Addiction aux jeux et au sexe sur Internet : virtuelle ou réelle ?

Stéphanie Lavaud

Auteurs et déclarations

7 février 2017

Dans cet article

World of Warcraft rend accro

« Toute substance ou comportement pouvant potentiellement entraîner une addiction agit sur le centre du renforcement (aire tegmentale ventrale (VTA), noyau accumbens,...) entrainant une libération de dopamine : les substances addictives par une action neurobiologiques directes, et le jeu pathologique (gambling) agit indirectement sous forme de récompenses, a expliqué le Dr Gabriel Thorens (Hôpitaux Universitaires de Genève).

On peut même établir une analogie entre l’addiction à la cigarette et aux jeux vidéo. Dans le premier cas, l’effet addictif dépend de la capacité de la nicotine à activer le VTA, en faisant intervenir une cinétique liée à la concentration en nicotine et une technologie, la cigarette.
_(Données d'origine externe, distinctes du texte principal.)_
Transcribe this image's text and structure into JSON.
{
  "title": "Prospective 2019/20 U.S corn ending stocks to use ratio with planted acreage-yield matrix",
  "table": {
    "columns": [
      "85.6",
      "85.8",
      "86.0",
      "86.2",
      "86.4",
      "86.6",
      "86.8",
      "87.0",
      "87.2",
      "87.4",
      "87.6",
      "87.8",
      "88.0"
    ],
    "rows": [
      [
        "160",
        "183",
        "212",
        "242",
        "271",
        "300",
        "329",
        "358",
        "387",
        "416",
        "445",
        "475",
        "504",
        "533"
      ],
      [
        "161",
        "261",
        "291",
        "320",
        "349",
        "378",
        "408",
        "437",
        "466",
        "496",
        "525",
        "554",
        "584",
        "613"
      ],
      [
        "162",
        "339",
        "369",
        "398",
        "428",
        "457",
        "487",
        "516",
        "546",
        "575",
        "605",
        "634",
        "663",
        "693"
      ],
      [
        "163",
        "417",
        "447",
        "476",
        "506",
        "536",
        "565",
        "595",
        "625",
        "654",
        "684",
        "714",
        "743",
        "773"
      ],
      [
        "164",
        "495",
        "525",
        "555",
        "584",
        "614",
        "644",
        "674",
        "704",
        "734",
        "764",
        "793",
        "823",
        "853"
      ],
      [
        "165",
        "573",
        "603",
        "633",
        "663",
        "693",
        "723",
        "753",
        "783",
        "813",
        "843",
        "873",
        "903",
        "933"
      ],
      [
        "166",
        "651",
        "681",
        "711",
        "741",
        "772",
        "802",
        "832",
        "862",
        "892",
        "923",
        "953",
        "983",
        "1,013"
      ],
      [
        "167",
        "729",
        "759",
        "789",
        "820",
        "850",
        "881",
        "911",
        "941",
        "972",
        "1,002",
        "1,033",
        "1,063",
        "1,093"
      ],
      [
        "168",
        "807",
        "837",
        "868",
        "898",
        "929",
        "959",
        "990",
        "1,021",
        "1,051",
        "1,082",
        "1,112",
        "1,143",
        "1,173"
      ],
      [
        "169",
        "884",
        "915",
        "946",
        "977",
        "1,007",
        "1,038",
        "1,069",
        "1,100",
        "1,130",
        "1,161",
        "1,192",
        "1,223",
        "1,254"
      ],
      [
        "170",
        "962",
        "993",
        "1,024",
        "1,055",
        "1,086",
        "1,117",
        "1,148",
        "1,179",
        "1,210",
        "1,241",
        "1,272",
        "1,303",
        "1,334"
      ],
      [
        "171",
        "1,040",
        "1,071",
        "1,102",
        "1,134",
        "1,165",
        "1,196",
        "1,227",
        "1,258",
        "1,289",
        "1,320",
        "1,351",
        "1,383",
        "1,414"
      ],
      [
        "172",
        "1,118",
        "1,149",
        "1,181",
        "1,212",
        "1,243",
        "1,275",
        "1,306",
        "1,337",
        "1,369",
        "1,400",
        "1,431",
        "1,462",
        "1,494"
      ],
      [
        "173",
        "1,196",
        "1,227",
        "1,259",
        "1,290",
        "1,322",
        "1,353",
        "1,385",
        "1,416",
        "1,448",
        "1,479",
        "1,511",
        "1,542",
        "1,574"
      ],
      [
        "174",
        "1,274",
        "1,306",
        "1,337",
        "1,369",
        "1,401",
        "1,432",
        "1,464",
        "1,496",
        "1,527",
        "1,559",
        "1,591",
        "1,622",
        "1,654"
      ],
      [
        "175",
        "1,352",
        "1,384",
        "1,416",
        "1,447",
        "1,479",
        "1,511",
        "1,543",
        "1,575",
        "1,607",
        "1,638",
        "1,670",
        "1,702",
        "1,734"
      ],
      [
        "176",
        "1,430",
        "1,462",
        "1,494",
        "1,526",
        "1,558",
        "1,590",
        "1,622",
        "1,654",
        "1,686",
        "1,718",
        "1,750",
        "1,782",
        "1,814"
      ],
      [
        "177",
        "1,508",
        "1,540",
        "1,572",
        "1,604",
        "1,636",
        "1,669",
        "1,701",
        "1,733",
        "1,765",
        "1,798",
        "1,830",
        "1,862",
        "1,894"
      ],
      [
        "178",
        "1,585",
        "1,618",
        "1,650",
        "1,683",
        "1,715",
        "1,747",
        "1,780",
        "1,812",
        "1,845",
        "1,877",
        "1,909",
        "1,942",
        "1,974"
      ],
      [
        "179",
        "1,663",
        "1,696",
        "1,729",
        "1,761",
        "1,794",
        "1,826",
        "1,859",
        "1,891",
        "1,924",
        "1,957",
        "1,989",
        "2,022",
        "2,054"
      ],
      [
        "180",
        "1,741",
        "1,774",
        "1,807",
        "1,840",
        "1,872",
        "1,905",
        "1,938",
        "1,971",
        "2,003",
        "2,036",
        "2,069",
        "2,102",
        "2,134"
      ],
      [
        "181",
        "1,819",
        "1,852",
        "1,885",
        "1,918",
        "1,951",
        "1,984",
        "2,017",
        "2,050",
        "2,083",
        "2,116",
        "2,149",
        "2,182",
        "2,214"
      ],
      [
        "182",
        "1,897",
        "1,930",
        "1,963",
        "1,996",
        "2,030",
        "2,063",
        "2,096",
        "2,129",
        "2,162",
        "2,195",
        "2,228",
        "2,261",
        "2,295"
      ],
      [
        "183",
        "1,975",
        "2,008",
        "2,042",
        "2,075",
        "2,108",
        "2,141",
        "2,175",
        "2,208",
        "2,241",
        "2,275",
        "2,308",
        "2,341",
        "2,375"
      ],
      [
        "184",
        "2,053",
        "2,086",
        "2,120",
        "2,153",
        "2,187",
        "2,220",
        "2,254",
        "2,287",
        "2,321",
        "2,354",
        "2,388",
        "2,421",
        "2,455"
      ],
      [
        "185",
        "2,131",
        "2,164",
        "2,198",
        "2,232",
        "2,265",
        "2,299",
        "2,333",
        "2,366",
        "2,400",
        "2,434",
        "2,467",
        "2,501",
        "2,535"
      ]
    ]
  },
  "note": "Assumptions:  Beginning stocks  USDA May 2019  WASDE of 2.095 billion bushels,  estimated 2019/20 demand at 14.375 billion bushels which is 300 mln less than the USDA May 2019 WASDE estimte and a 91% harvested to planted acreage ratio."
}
Dans le cas des jeux vidéo, l’effet addictif est lié aux « salient stimuli », ces stimuli visuels et auditifs qui capturent l’attention du gamer, l’équivalent de la pharmacocinétique, c’est la vitesse à laquelle sont distribuées les « récompenses » et la technologie fait appel à l’informatique ».
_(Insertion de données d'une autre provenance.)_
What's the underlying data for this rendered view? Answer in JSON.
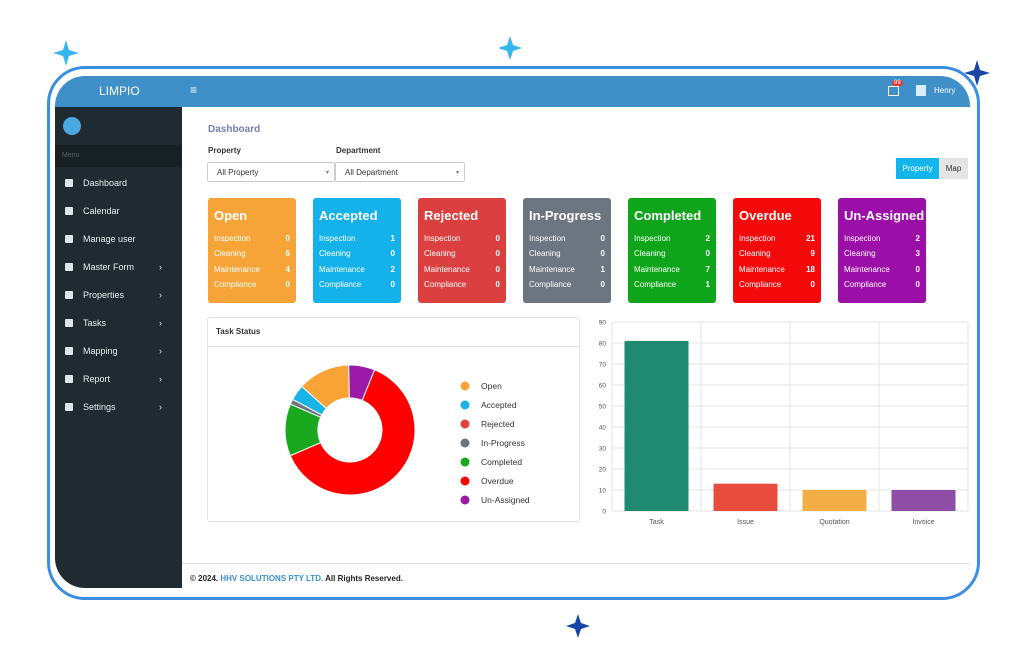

Les mécanismes d’addiction aux jeux vidéos sont à rechercher dans la façon dont les récompenses virtuelles (argent virtuel, récompense virtuelle…) - ou l’attente de ces récompenses - sont dispensées aux joueurs. « Par exemple, dans les jeux multijoueurs en ligne, la quête consiste à tuer des monstres, en tuer un va rapporter dans 99% des cas une récompense virtuelle médiocre mais dans 1% des cas une récompense exceptionnelle, laquelle est distribuée de manière rapide, comme les « jackpots » des machines à sous. Si vous tuez des monstres à répétition, vous vous retrouvez dans la même situation que sur les casinos en ligne avec des jackpots répétés. A cela s’ajoute d’autres éléments renforçateurs du comportement comme les interactions sociales entre joueurs (appartenance à un groupe et sentiment d’obligation de réaliser certaines tâches dans le jeu), la compétition ou des décors qui agissent comme autant de superstimuli.

Au final, l’ensemble constitue un cocktail addictogène assez intéressant » considère le psychiatre suisse.

Quel est le profil des joueurs à risque ?

Certains types de jeux sont beaucoup plus à risque de dépendance que d’autres et les MMOPRG, avec leur système de récompenses aléatoires rapides, couplé au fait de faire partie d’une guilde (association de joueurs) pour progresser, en font partie.

Outre le type de jeu, le risque de dépendance est aussi fonction des motivations des joueurs.

Les plus à risque sont très nettement ceux que l’on nomme les joueurs acharnés ou «hardcore gamers», motivés par le fait d’avancer dans le jeu «achiever» et de fuir la réalité du quotidien «escapism».

A l’inverse, les joueurs dits récréationnels sont moins dans l’impulsivité et ce type de motivation. « S'il y a du plaisir, l’addiction est moins grave. Le plaisir est un facteur protecteur » commente le Dr Thorens.

Les études ont montré que l’on retrouve chez les joueurs de jeux vidéo un profil psychologique particulier mêlant perfectionnisme (« être le meilleur »), salience cognitive (« je ne fonctionne pas sans jeux vidéo et je ne peux pas m’arrêter d’y penser »), regrets (« j’aimerais ne pas jouer autant et je regrette les conséquences sur ma vie réelle » et salience comportementale (« c’est difficile de s’arrêter en ayant investi autant de temps »).

Néanmoins, « au final, on peut penser que seule une minorité d’individus à risque est à même de développer des symptômes d’addiction » considère le psychiatre.